To avoid this situation, the Layer II coder groups 3 samples into a granule. If each sample can take on 3 levels, a granule can take on 27 levels. This can be accommodated using 5 bits. If each sample had been encoded separately we would have needed 6 bits. Similarly, if each sample can take on 9 values, a granule can take on 729 values. We can represent 729 values using 10 bits. If each sample in the granule had been encoded separately, we would have needed 12 bits. Using all these savings, the compression ratio in Layer II coding can be increase from 4:1 to 8:1 or 6:1.
The frame structure for the Layer II coder can be seen in Figure 16.6. The only real difference between this frame structure and the frame structure of the Layer I coder is the scalefactor selection information field.

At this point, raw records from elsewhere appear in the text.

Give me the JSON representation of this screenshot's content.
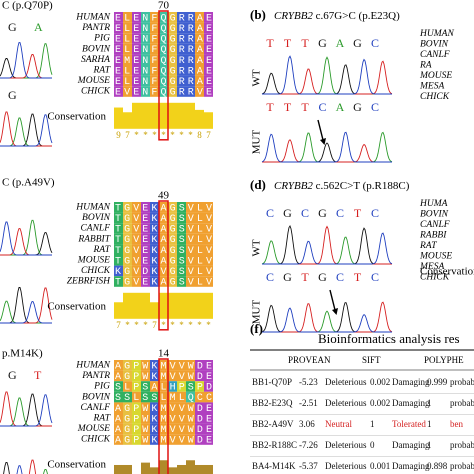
{
  "left_panels": [
    {
      "title": "C (p.Q70P)",
      "rows": [
        [
          "G",
          "A"
        ],
        [
          "G"
        ]
      ]
    },
    {
      "title": "C (p.A49V)",
      "rows": []
    },
    {
      "title": "p.M14K)",
      "rows": [
        [
          "G",
          "T"
        ]
      ]
    }
  ],
  "alignments": [
    {
      "position": "70",
      "species": [
        "HUMAN",
        "PANTR",
        "PIG",
        "BOVIN",
        "SARHA",
        "RAT",
        "MOUSE",
        "CHICK"
      ],
      "sequences": [
        "ELENFQGRRAE",
        "ELENFQGRRAE",
        "ELENFQGRRAE",
        "ELENFQGRRAE",
        "EMENFQGRRAE",
        "ELENFQGRRAE",
        "ELENFQGRRAE",
        "EVENFQGRRVE"
      ],
      "conservation_label": "Conservation",
      "conservation": [
        "9",
        "7",
        "*",
        "*",
        "*",
        "*",
        "*",
        "*",
        "*",
        "8",
        "7"
      ]
    },
    {
      "position": "49",
      "species": [
        "HUMAN",
        "BOVIN",
        "CANLF",
        "RABBIT",
        "RAT",
        "MOUSE",
        "CHICK",
        "ZEBRFISH"
      ],
      "sequences": [
        "TGVEKAGSVLV",
        "TGVEKAGSVLV",
        "TGVEKAGSVLV",
        "TGVEKAGSVLV",
        "TGVEKAGSVLV",
        "TGVEKAGSVLV",
        "KGVDKVGSVLV",
        "TGVEKAGSVLV"
      ],
      "conservation_label": "Conservation",
      "conservation": [
        "7",
        "*",
        "*",
        "*",
        "7",
        "*",
        "*",
        "*",
        "*",
        "*",
        "*"
      ]
    },
    {
      "position": "14",
      "species": [
        "HUMAN",
        "PANTR",
        "PIG",
        "BOVIN",
        "CANLF",
        "RAT",
        "MOUSE",
        "CHICK"
      ],
      "sequences": [
        "AGPWKMVVWDE",
        "AGPWKMVVWDE",
        "SLPSALHPSPD",
        "SSLSSLMLQCC",
        "AGPWKMVVWDE",
        "AGPWKMVVWDE",
        "AGPWKMVVWDE",
        "AGPWKMVVWDE"
      ],
      "conservation_label": "Conservation",
      "conservation": [
        "5",
        "5",
        "1",
        "6",
        "4",
        "7",
        "4",
        "5",
        "7",
        "5",
        "5"
      ]
    }
  ],
  "right_panels": [
    {
      "letter": "(b)",
      "gene": "CRYBB2",
      "title": " c.67G>C (p.E23Q)",
      "wt_label": "WT",
      "mut_label": "MUT",
      "wt_bases": [
        "T",
        "T",
        "T",
        "G",
        "A",
        "G",
        "C"
      ],
      "mut_bases": [
        "T",
        "T",
        "T",
        "C",
        "A",
        "G",
        "C"
      ],
      "species": [
        "HUMAN",
        "BOVIN",
        "CANLF",
        "RA",
        "MOUSE",
        "MESA",
        "CHICK"
      ]
    },
    {
      "letter": "(d)",
      "gene": "CRYBB2",
      "title": " c.562C>T (p.R188C)",
      "wt_label": "WT",
      "mut_label": "MUT",
      "wt_bases": [
        "C",
        "G",
        "C",
        "G",
        "C",
        "T",
        "C"
      ],
      "mut_bases": [
        "C",
        "G",
        "T",
        "G",
        "C",
        "T",
        "C"
      ],
      "species": [
        "HUMA",
        "BOVIN",
        "CANLF",
        "RABBI",
        "RAT",
        "MOUSE",
        "MESA",
        "CHICK"
      ],
      "conservation_label": "Conservation"
    }
  ],
  "table": {
    "letter": "(f)",
    "title": "Bioinformatics analysis res",
    "headers": [
      "PROVEAN",
      "SIFT",
      "POLYPHE"
    ],
    "rows": [
      [
        "BB1-Q70P",
        "-5.23",
        "Deleterious",
        "0.002",
        "Damaging",
        "0.999",
        "probably"
      ],
      [
        "BB2-E23Q",
        "-2.51",
        "Deleterious",
        "0.002",
        "Damaging",
        "1",
        "probably"
      ],
      [
        "BB2-A49V",
        "3.06",
        "Neutral",
        "1",
        "Tolerated",
        "1",
        "ben"
      ],
      [
        "BB2-R188C",
        "-7.26",
        "Deleterious",
        "0",
        "Damaging",
        "1",
        "probably"
      ],
      [
        "BA4-M14K",
        "-5.37",
        "Deleterious",
        "0.001",
        "Damaging",
        "0.898",
        "probably"
      ]
    ]
  }
}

16.3.3 Layer III Coding - mp3
Layer III coding, which has become widely popular under the name mp3, is considerably more complex than the Layer I and Layer II coding schemes. One of the problems with the Layer I and Layer II coding schemes was that with the 32-band decomposition, the bandwidth of the subbands at lower frequencies is significantly larger than the critical bands. This
Figure 16.6: Frame structure for Layer 2.
makes it difficult to make an accurate judgement of the mask-to-signal ratio. If we get a high amplitude tone within a subband and if the subband was narrow enough, we could assume that it masked other tones in the band. However, if the bandwidth of the subband is significantly higher than the critical bandwidth at that frequency, it becomes more difficult to determine whether other tones in the subband will be be masked.
A simple way to increase the spectral resolution would be to decompose the signal directly into a higher number of bands. However, one of the requirements on the Layer III algorithm is that it be backward compatible with Layer I and Layer II coders. To satisfy this backward compatibility requirement, the spectral decomposition in the Layer III algorithm is performed in two stages.
First the 32-band subband decomposition used in Layer I and Layer II is employed. The output of each subband is transformed using a modified discrete cosine transform (MDCT) with a 50% overlap. The Layer III algorithm specifies two sizes for the MDCT, 6 or 18. This means that the output of each subband can be decomposed into 18 frequency coefficients or 6 frequency coefficients.
The reason for having two sizes for the MDCT is that when we transform a sequence into the frequency domain, we lose time resolution even as we gain frequency resolution. The larger the block size the more we lose in terms of time resolution. The problem with this is that any quantization noise introduced into the frequency coefficients will get spread over the entire block size of the transform. Backward temporal masking occurs for only a short duration prior to the masking sound (approximately 20 msec). Therefore, quantization noise will appear as a pre-echo.